Car, note-t-elle, « il n’y a guère d’espace pour les familles. Le jardin Levat n’est pas toujours ouvert, la Friche perçue comme inaccessible. Et les squares ne donnent guère envie ». Un manque qu’elle perçoit en ouvrant la crèche le samedi matin : « On voit de plus en plus les parents s’impliquer et on accueille les enfants mais aussi les frères et sœurs… » Or, estime cette éduc’, « pour que les enfants aillent bien, il faut que les parents se sentent bien. Et pas que physiquement ». Elle porte donc le projet « ma famille et moi », « un tiers-lieu pour les enfants et leur famille. Ce n’est ni l’école ni le centre social et pas une crèche mais un espace de jeux, d’éveil ». Et donc d’échange et d’information. Voire de prévention et d’observation.
Autre espace, la « Maison du Vallon », qui niche dans les méandres de la Friche. Une « maison verte » (sur le modèle imaginé par Françoise Dolto) qui était jusqu’en 2016 en centre-ville. Et qui accueille, avec leurs parents, les enfants en bas âge. « Il y en a eu 1 700 en 2018 et autant en 2019. Et pas que des enfants de « bobos » ! Même si on n’a pas pignon sur rue, on reçoit de plus en plus de familles du quartier. On voit donc des mômes manger pour le goûter des fruits bio et d’autres des chips.
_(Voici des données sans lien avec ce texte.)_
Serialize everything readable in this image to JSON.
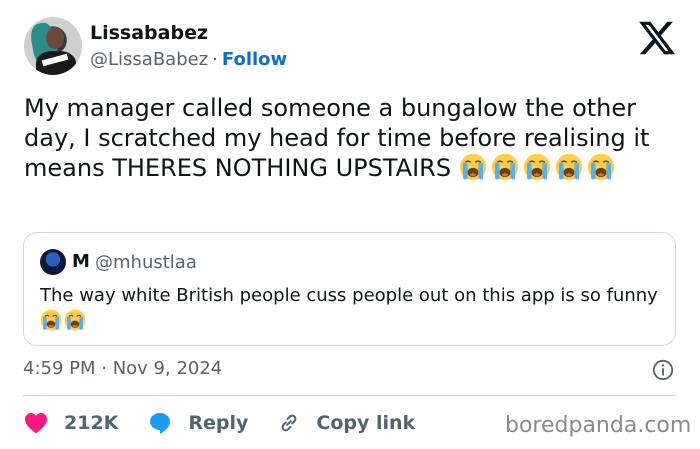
{
  "author": {
    "name": "Lissababez",
    "handle": "@LissaBabez",
    "separator": "·",
    "follow_label": "Follow"
  },
  "tweet": {
    "text": "My manager called someone a bungalow the other day, I scratched my head for time before realising it means THERES NOTHING UPSTAIRS ",
    "emoji_count": 5,
    "emoji_name": "loudly-crying-face"
  },
  "quote": {
    "name": "M",
    "handle": "@mhustlaa",
    "text": "The way white British people cuss people out on this app is so funny",
    "emoji_count": 2
  },
  "timestamp": "4:59 PM · Nov 9, 2024",
  "actions": {
    "likes": "212K",
    "reply_label": "Reply",
    "copy_label": "Copy link"
  },
  "watermark": "boredpanda.com",
  "colors": {
    "follow": "#0f6fc4",
    "like": "#f91880",
    "reply": "#1d9bf0",
    "muted": "#536471"
  }
}
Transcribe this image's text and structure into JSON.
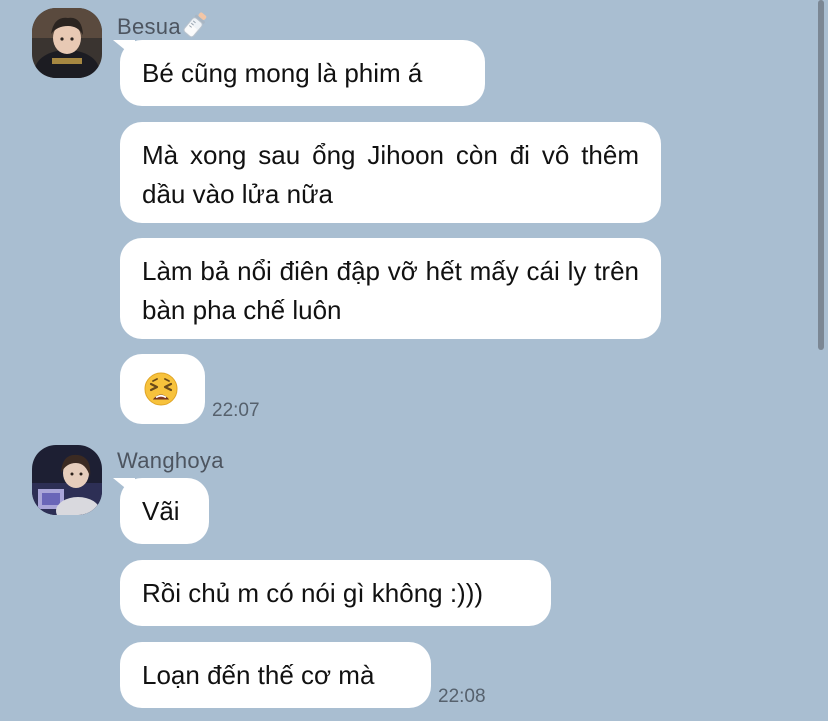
{
  "messages_group_1": {
    "sender": "Besua",
    "sender_icon": "baby-bottle-icon",
    "messages": [
      "Bé cũng mong là phim á",
      "Mà xong sau ổng Jihoon còn đi vô thêm dầu vào lửa nữa",
      "Làm bả nổi điên đập vỡ hết mấy cái ly trên bàn pha chế luôn"
    ],
    "emoji_message": "tired-face-emoji",
    "time": "22:07"
  },
  "messages_group_2": {
    "sender": "Wanghoya",
    "messages": [
      "Vãi",
      "Rồi chủ m có nói gì không :)))",
      "Loạn đến thế cơ mà"
    ],
    "time": "22:08"
  },
  "colors": {
    "background": "#a9bed1",
    "bubble": "#ffffff",
    "text": "#111111",
    "meta_text": "#56616d"
  }
}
Et des échanges étonnants sur le danger des écrans », note Éric Marquez, un des accueillants.
Un peu de bonheur
Mais, avec le Covid, coup d’arrêt : « En novembre, on n’a eu aucun enfant ! La faute au confinement. Et à la com’ de la Friche, loin d’être satisfaisante. Là, peu à peu, ça remonte. » De quoi souligner dans ce quartier les problèmes de « mobilité ». La faute aux équipements ? Pas uniquement : « Paradoxalement, plus ton habitat est précaire et moins tu sors. Il faut être bien chez soi pour aller à l’extérieur », note le psy. Sans compter le confinement qui « a fait du mal ».
D’ailleurs, alors qu’« Imaje Santé » – une association spécialisée dans les actions de santé à destination de la jeunesse – devait animer mi-décembre un atelier « précarité et confinement » auprès du Collectif des habitants organisés du 3ème, cet arrondissement est particulièrement ciblé par le « Corhesan », un dispositif innovant de l’Hôpital Européen qui, au-delà de l’accueil et du dépistage pour le Covid, va mettre en place des équipes mobiles pour intervenir précocement auprès des patients.
En attendant, Jean-Luc Fabre, lui, a juste envie, comme avec le projet 3B, d’apporter « un peu de bonheur, de bien-être » à travers son métier, menuisier, et sa passion, les plantes. Les jardinières, dans la rue, c’est lui. Et bientôt « une cabane à échanges. Avec des livres, des graines… » Mais lui qui œuvre à la Friche, au jardin Levat ou à la Fraternité déplore qu’avec le Covid, « tout s’est concentré sur l’urgence. Les besoins vitaux, c’est essentiel. Mais faut pas oublier le reste. Et le quartier, j’ai l’impression qu’il est en état d’urgence permanent ».